Juntamente com toda a matemática que envolve um programa de preparação física verdadeiramente científico, não podemos perder de vista alguns princípios que norteiam todo o treinamento desportivo:
1) Princípio da Individualidade Biológica
Cada indivíduo é único, possuindo as características do somatório de sua carga genética com suas experiências pessoais. Assim, nem dois gêmeos univitelinos podem ser considerados totalmente idênticos. Infere-se com isto que não existe muito rigor científico em um programa de condicionamento físico grupal, onde todos devem fazer os mesmos exercícios em conjunto.
2) Princípio da Adaptação
Sempre que seu corpo é estressado por uma atividade física (sim, treinamento é um estresse!) ocorre uma perturbação na homeostase, que é o equilíbrio metabólico do organismo. A resposta a isto é uma adaptação fisiológica visando restabelecer o equilíbrio, além de preparar-se para receber em melhores condições um novo estresse. Esta adaptação é exatamente o aumento da performance.

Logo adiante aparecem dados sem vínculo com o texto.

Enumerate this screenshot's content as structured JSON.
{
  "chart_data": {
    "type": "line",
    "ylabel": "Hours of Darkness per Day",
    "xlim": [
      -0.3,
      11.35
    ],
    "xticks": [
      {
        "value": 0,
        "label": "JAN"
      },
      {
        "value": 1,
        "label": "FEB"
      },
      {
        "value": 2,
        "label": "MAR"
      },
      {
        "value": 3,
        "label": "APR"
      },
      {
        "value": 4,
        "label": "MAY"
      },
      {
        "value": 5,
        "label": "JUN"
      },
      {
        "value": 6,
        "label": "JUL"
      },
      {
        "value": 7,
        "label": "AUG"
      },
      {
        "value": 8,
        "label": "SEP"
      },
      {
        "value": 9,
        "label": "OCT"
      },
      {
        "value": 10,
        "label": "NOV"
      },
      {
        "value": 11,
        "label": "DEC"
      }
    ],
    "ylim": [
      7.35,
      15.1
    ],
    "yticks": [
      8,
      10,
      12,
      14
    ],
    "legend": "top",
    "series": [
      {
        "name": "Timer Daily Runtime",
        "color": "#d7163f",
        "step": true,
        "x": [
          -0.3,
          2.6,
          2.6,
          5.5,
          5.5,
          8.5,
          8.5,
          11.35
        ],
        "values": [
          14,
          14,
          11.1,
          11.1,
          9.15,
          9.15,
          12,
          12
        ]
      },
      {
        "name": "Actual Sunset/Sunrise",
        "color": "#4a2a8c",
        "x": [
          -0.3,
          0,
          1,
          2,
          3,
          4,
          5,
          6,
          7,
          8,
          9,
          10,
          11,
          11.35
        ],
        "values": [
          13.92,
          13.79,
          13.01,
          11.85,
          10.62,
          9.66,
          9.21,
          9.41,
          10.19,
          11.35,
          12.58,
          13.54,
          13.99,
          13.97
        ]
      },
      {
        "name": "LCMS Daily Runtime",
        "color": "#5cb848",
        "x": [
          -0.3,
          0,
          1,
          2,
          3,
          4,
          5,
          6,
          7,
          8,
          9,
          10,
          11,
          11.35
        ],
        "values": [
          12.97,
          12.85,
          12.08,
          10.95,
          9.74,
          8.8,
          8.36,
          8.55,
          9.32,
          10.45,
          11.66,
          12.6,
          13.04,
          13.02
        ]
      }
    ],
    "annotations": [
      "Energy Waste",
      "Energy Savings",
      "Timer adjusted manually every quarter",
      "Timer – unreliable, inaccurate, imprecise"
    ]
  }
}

3) Princípio da Sobrecarga
Após um retorno à homeostase o organismo estará mais preparado para receber um novo estresse de mesma intensidade. Com isto, depois de algum tempo recebendo as mesmas cargas, o organismo não se desequilibrará mais, deixando assim de aumentar a performance.
Quem corre diariamente a mesma distância em volta da pracinha do bairro, na mesma velocidade, tem o direito de se considerar condicionado fisicamente. Mas, com certeza, não evoluirá. Ele apenas atingiu um outro patamar de equilíbrio e permanecerá por lá enquanto não desequilibrar novamente sua homeostase aumentando a carga do treinamento, seja em volume ou intensidade.
4) Princípio da Interdependência Volume-Intensidade
Um organismo não agüenta trabalhar por muito tempo um alto volume (grande quilometragem, muitas repetições na musculação, horas de treinamento) com uma alta intensidade (grande velocidade, grande carga na musculação, redução dos intervalos de descanso). Voz comum na Preparação Física, utiliza-se grande volume e pequena intensidade durante a preparação básica, invertendo-se esta situação mais adiante, na fase de preparação específica.
É claro que estes valores são bastante relativos, afinal o que um velocista chama de média intensidade pode ser considerado como altíssima intensidade por um fundista.
5) Princípio da Continuidade
Como já vimos, no exato período em que acontece a atividade física, seja um treino ou competição, o organismo não está executando nada de bom para ele. Muito pelo contrário! Há um estresse físico que, dependendo do nível do par volume-intensidade, pode resultar em cansaço, fadiga, sobretreinamento ou exaustão. Os dois primeiros são esperados e desejados em um programa de condicionamento físico. Os outros dois são indesejáveis e podem colocar todo o planejamento do treinamento a perder.
O estresse provocado pela sessão de treinamento leva o organismo ao buraco em termos energéticos e, em seguida, recupera-se para um patamar acima dos valores iniciais. Porém, esta permanência não é eterna. Se não acontecer o treino seguinte enquanto o metabolismo encontra-se neste ponto, chamado de supercompensação, a tendência é a volta aos valores iniciais, perdendo-se a chance deste treino levar a uma melhora da performance.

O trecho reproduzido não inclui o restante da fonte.